The big stunner, specifically over the past month, has been the reemergence of Laine as a high-volume scorer and petrifying threat on the wing. That he's still only 23 is hard to wrap my head around, because it feels like this kid has lived multiple entire careers since entering the NHL. In his first two years in Winnipeg he looked like the honest-to-goodness second coming of Alex Ovechkin, scoring 80 goals in his first 155 games. But the 44 he got in 2017–18 remains his career high, and though his production remained solid, his inconsistency and frustration with the limitations of his role on a team stacked with experienced forwards eventually came to a head and forced a trade for the unhappy Columbus star Pierre-Luc Dubois. Under the often-abrasive Jackets coach John Tortorella, Laine struggled to find his form. As coach and player clashed, and Laine put up an extremely disappointing 10 goals in 45 games last season in Ohio, this marriage called out for an annulment. Laine's one-year deal in the summer was an obvious sign that neither side was particularly confident that this would work out.

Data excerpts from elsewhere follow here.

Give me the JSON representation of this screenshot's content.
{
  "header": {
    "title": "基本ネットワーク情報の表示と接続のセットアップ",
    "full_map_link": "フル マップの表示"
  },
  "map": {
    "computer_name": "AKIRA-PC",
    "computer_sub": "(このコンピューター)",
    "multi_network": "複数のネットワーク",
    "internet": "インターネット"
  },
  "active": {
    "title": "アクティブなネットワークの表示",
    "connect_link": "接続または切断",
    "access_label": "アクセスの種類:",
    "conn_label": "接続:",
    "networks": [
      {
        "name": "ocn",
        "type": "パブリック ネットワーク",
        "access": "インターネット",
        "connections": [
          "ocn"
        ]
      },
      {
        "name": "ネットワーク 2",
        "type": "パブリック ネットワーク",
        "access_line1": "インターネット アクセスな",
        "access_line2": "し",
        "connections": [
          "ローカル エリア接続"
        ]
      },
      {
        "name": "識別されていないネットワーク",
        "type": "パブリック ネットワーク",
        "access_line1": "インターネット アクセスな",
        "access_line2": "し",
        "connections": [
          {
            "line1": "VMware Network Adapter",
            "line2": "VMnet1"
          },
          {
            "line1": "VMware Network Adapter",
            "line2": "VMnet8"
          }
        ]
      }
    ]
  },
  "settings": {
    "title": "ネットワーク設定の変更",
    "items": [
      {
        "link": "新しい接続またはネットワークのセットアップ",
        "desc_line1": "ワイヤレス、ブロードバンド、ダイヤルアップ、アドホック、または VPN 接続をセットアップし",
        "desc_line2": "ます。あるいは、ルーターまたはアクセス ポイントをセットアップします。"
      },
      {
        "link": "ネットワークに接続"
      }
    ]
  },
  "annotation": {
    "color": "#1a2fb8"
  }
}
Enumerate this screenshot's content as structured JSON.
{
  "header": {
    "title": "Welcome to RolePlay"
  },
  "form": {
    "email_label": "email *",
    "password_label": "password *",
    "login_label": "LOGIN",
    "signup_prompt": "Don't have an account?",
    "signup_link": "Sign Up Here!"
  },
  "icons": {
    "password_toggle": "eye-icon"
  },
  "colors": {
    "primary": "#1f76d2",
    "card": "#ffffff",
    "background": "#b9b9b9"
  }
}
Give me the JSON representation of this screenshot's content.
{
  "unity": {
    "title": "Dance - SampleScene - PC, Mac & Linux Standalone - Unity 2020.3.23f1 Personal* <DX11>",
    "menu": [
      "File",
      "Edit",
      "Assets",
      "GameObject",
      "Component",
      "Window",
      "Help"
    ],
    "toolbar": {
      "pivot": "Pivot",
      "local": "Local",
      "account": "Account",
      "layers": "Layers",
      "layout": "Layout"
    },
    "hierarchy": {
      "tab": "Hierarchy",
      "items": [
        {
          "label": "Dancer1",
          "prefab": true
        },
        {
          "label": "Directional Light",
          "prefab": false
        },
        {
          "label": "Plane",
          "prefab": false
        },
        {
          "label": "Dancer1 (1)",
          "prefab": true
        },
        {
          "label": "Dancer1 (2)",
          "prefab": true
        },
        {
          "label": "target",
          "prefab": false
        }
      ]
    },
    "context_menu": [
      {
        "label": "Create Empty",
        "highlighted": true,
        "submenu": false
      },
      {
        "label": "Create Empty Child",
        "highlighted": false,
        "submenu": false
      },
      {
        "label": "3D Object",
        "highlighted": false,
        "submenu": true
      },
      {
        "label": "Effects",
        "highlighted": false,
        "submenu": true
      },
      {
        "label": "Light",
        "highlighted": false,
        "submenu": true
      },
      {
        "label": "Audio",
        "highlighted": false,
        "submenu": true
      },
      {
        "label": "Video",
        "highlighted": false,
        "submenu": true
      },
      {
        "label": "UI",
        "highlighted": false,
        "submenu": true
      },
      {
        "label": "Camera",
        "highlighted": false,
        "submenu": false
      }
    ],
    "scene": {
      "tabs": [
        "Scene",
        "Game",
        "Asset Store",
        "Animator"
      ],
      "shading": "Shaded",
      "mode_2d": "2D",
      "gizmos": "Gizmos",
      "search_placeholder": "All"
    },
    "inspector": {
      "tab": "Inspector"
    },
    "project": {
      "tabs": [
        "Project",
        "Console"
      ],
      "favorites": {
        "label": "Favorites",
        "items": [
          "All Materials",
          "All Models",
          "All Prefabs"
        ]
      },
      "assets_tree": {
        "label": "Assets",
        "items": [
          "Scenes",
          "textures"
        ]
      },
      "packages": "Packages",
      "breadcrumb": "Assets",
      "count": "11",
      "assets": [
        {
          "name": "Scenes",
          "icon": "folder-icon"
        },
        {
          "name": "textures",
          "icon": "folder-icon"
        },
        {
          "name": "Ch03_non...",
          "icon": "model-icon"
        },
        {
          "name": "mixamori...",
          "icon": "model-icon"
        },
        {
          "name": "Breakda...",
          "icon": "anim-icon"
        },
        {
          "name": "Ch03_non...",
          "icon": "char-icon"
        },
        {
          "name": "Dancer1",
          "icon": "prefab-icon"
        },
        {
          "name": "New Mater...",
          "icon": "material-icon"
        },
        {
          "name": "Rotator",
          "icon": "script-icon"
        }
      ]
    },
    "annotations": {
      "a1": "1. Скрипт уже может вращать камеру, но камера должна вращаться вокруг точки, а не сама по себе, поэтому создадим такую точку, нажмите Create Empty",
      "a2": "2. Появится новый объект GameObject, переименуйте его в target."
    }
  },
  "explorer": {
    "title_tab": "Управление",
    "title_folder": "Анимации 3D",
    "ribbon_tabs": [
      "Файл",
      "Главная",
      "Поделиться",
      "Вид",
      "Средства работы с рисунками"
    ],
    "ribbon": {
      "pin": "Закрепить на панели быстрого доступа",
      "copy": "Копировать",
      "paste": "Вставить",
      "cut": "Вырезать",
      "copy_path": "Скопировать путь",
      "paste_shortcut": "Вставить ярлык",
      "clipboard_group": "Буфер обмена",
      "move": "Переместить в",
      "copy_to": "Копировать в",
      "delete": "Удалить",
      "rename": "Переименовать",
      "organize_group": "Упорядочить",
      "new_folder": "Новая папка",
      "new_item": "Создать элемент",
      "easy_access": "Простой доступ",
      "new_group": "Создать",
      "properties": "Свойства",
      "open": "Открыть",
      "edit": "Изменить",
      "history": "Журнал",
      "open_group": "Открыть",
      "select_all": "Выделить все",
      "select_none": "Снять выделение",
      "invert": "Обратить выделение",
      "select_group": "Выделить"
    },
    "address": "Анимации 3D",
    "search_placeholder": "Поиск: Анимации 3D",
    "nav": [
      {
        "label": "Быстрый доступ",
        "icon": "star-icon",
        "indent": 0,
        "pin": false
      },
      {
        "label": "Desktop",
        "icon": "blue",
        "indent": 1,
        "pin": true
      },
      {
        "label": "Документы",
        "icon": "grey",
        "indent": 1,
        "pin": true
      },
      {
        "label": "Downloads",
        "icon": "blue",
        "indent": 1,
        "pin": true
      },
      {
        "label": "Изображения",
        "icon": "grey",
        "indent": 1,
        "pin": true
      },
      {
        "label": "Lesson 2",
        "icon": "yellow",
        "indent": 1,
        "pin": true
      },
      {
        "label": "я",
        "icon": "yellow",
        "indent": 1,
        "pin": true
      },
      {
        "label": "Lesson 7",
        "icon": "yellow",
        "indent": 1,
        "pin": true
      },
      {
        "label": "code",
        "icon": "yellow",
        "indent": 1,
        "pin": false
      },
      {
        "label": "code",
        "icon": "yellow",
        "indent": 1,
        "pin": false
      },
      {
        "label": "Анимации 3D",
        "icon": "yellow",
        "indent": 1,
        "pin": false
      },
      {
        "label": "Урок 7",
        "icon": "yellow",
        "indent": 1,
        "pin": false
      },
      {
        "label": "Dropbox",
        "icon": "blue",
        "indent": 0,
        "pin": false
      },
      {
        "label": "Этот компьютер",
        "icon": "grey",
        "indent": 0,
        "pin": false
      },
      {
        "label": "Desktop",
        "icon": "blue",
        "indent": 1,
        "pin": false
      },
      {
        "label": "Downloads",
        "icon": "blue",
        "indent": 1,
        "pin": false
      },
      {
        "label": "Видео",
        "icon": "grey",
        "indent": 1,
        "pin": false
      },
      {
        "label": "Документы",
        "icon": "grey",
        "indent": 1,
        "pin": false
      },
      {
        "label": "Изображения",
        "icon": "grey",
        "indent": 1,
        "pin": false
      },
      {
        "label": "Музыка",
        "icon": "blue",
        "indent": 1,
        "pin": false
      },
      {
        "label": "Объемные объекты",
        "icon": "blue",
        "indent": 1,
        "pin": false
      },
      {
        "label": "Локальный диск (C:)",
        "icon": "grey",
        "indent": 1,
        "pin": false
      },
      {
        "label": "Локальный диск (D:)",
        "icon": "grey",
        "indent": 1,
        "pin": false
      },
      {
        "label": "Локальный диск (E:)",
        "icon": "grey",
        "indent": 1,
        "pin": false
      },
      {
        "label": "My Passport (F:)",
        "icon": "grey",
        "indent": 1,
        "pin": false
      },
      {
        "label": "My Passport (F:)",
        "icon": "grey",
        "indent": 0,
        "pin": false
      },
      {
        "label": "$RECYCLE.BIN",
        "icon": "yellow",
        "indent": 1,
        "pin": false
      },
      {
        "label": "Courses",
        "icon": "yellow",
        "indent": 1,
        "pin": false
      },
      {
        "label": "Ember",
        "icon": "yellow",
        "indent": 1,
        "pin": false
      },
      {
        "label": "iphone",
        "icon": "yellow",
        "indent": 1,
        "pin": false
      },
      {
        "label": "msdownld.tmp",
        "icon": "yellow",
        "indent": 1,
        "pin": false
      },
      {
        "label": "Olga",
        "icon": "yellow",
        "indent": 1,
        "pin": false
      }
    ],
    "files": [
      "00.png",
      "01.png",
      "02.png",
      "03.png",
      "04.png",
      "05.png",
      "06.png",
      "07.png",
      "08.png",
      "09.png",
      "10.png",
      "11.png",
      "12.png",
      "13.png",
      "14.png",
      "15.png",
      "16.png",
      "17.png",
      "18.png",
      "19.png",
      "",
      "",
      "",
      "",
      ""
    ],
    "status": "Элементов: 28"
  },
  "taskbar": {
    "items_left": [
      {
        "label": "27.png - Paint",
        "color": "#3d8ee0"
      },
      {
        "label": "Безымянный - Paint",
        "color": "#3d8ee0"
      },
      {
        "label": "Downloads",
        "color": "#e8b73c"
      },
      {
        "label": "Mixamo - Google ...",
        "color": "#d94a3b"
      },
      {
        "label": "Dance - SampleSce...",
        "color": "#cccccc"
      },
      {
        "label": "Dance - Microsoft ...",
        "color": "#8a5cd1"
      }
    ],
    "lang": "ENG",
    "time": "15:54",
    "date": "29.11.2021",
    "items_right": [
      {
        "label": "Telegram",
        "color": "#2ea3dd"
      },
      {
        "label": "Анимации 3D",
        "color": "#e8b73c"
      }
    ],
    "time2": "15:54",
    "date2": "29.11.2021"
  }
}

But then everything changed. The Jackets parted ways with Torts in the offseason. Fans came back into the arenas. The world opened up, allowing Laine more freedom to get comfortable in his unfamiliar home. And finally, in late January, the floodgates opened, and Laine started scoring like his young self once more. With the two goals against Toronto, he's now picked up an astonishing 12 in the past nine games, reestablishing his confidence and raising the levels of optimism around a troubled franchise. Highlights have included a 5-4 win over Washington that featured a pair of bombastic power play goals, a thundering one-timer with 6.5 seconds left in the third that broke a 1-1 tie with Montreal, and a hat trick in Chicago. It's all a thrilling example of what can happen when a player as talented as Laine is in a good place mentally, and when his teammates do a good job feeding him the puck in open ice.

“I’ve always felt like I’ve been able to impact games [in a variety of ways], except for last season,” Laine said a few days ago, per The Athletic. “It was an off-year for me. I couldn’t do much. That’s the way it works sometimes. This year, I’ve gone back to my old days, how I used to play. I feel like I’m better than I used to be, but there’s so much more—so much more—there. I’m not even close to hitting the ceiling.”

This is where that one-year contract, signed when everything looked so much more cynical, heralds a fascinating crossroads in the Jackets' rebuilding cycle. Laine is again a restricted free agent this summer and will be a UFA in 2023, and these negotiations will bring all sorts of tough questions. Do the Jackets go all-out and commit to him as a franchise centerpiece, with the accelerated timeline that would entail? Do they stay year-to-year, not fully trusting the small sample size, and risk losing him for nothing? Or, most distastefully to me, do they simply back away and trade him to a franchise in a higher gear than they are?

There is also, of course, the question of what Laine wants. But even though it is the pattern of major Blue Jackets players to eventually outgrow the city and leave for New York or Florida, the young Finn is at least not revealing any ambitions to live elsewhere.

“I kind of like everything [about] Columbus,” he told The Athletic. “It’s big enough but, at the same time, small enough. No traffic. It’s such a nice, family-friendly city and sports town. I like everything about this place. I’ve enjoyed being here. I don’t care [where I play] as long as we’re winning and everybody’s having fun. That’s all that matters to me. I’m not a guy who needs to go out [on the town] or whatever. I don’t really care about that part.”

He scores goals and he likes Columbus?? CBJ should sign him to a 20-year deal right this instant.